Они подстерегли его на Седьмом. Большой ублюдок, его «сержанты», парни, которые очень хотели влиться в компанию, и пара девочек, чтобы записывать все для сети. Новичок. Чужак. Пришелец. Кто таков? Корта! Мы пришли сказать тебе, что ты ничто. Они были крупными, сильными, но им не хватало проворства и мозгов. Робсон увернулся и очутился на два уровня выше, когда здоровяк Эмиль только восстановил равновесие. Они ухали и издевались, пока он бежал по трубе в десяти метрах над их головами. Когда он вернулся в квартиру, буфер уведомлений Джокера был забит сообщениями, полными ненависти.
«Хочешь, чтобы я всех заблокировал?»
– Блокируй.
После этого правила были ясны. Робсона никто не беспокоил, пока он выполнял свою часть общественного договора, играя роль аутсайдера.
Другой коллоквиум – те же правила. Хайдер был в «Долерите», другом коллоквиуме Теофила, а приехал он из Ипатии с опекунами Максом и Арджуном. У Хайдера не было имени, он не падал с вершины города и не имел репутации, которую кто-то захотел бы испортить. И проворным он точно не был. Прошло уже шесть дней, а он все еще замазывал синяки тональником. В «Долерите» нравы круче. Он смирился с ролью отщепенца, но изгоем не стал. Этот пост в Теофиле, среди ста двенадцати юнцов, был уже занят. Путь казался простым и понятным. Хайдер отследил посты, полные ненависти, и отыскал Робсона Корту.
Они сидят в своей кабинке в «Эль гато энкантадо», на высоковатых сиденьях, потягивают орчату. Они такие разные.
Робсон – коричневый, жилистый, уверенный в себе; любит спорт и движение, точно знает, на что способно его тело.

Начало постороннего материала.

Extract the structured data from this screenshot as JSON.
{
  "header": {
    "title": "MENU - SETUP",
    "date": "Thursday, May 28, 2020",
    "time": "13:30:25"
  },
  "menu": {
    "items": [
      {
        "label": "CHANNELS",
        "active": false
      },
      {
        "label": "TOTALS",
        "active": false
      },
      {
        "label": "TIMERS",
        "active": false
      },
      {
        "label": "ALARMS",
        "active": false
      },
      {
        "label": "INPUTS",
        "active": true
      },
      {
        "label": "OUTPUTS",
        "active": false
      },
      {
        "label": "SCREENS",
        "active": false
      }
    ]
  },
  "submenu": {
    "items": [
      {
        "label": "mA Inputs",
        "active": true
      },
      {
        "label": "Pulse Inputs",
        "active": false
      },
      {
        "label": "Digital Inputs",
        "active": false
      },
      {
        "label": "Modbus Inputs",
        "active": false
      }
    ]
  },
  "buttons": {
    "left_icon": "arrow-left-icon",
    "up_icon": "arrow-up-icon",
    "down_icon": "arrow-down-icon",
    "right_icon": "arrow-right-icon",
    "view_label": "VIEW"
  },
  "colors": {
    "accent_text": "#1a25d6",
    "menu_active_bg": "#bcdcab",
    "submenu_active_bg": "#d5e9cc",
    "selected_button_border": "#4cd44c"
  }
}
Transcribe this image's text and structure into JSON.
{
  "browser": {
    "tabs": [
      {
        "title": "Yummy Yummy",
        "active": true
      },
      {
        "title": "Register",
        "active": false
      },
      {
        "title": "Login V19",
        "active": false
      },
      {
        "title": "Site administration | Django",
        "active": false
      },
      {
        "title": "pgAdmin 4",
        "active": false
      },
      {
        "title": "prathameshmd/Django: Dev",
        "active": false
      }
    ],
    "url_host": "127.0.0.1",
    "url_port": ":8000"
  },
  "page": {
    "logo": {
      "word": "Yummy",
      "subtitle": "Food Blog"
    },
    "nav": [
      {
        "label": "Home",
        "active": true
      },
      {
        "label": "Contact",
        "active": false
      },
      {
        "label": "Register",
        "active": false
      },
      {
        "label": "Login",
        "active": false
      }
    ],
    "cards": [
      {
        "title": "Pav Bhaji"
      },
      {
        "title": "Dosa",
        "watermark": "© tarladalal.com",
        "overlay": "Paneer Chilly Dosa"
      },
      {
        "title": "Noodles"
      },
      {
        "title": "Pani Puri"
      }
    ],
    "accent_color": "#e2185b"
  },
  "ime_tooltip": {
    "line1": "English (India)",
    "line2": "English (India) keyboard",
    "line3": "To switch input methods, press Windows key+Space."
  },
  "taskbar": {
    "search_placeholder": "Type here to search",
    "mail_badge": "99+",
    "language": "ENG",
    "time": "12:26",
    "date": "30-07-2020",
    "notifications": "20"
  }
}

Хайдер – бледный, робкий; любит истории и музыку, возможностей своего тела не знает и не понимает, что с ним происходит.
Они не разлей вода.
Цзяньюй подводит к кабинке женщину в запыленной рабочей одежде.
– Покажи ей ту штуку, – он указывает на Робсона.
– Какую штуку?
– С картами.
По «Эль гато энкантадо» быстро прошел слух, что парень с крутым причесоном умеет еще и показывать карточные фокусы. Робсон достает из кармана шорт половину колоды, тасует одной рукой. Обычно этого достаточно, чтобы произвести впечатление, но Цзяньюй кивает: давай еще. Робсон приноровился показывать фокусы с половиной колоды. Другую он отдал другу, в другом городе – городе, которого больше не существует: он превратился в шлак в пыли Океана Бурь. В другой жизни, которой больше нет, – рубаки изрезали ее клинками на мелкие кусочки.
Он покажет простой фокус с силой тяжести. Быстрый, ловкий и неизменно вводящий в заблуждение зрителей. Продемонстрируй колоду, переверни, обрати внимание на карту – «тяжелую» карту – и несколько раз сними. Перемести «тяжелую» карту в нижнюю часть колоды. Выровняй. Он вкладывает «тяжелую» карту под верхнюю, разворачивает колоду веером. Сила тяжести делает так, что «тяжелая» карта оказывается внизу.
Это дело двух, может, трех секунд. Трюк в трюке готов. Все прочее – подача: представление, болтовня, маскировка. Трюковый трюк трюкачества состоит в том, что жертва всегда смотрит не туда, куда надо.
– Ладно, теперь прикоснись к карте. Любой, какой захочешь.
Колода Робсона выглядит неряшливо, уголки обтрепались, и наблюдается перевес в сторону карточной аристократии: много старшей масти, бубновой и червовой. Так ему повезло при разделении. Дариусу Маккензи, где бы он ни находился, достались младшие трефы.
– А теперь я покажу тебе эту карту, – не переставая болтать, Робсон делит колоду, выравнивает две половинки и подсовывает «тяжелую» карту под выбранную. Показывает пылевичке половину колоды с «тяжелой» картой внизу. – Посмотри на эту карту пять секунд. Мне надо, чтобы ты смотрела пять секунд, потому что за это время карта отпечатывается на сетчатке глаза. А я собираюсь считать ее именно с сетчатки. Готова?
Может, эта женщина – закаленный вакуумом, загорелый от радиации ветеран, но она кивает, неуверенно и нервно. Все это – часть трюка: подача. Робсон опять собирает колоду и смотрит ей в глаза. Раз, два, три, четыре, пять.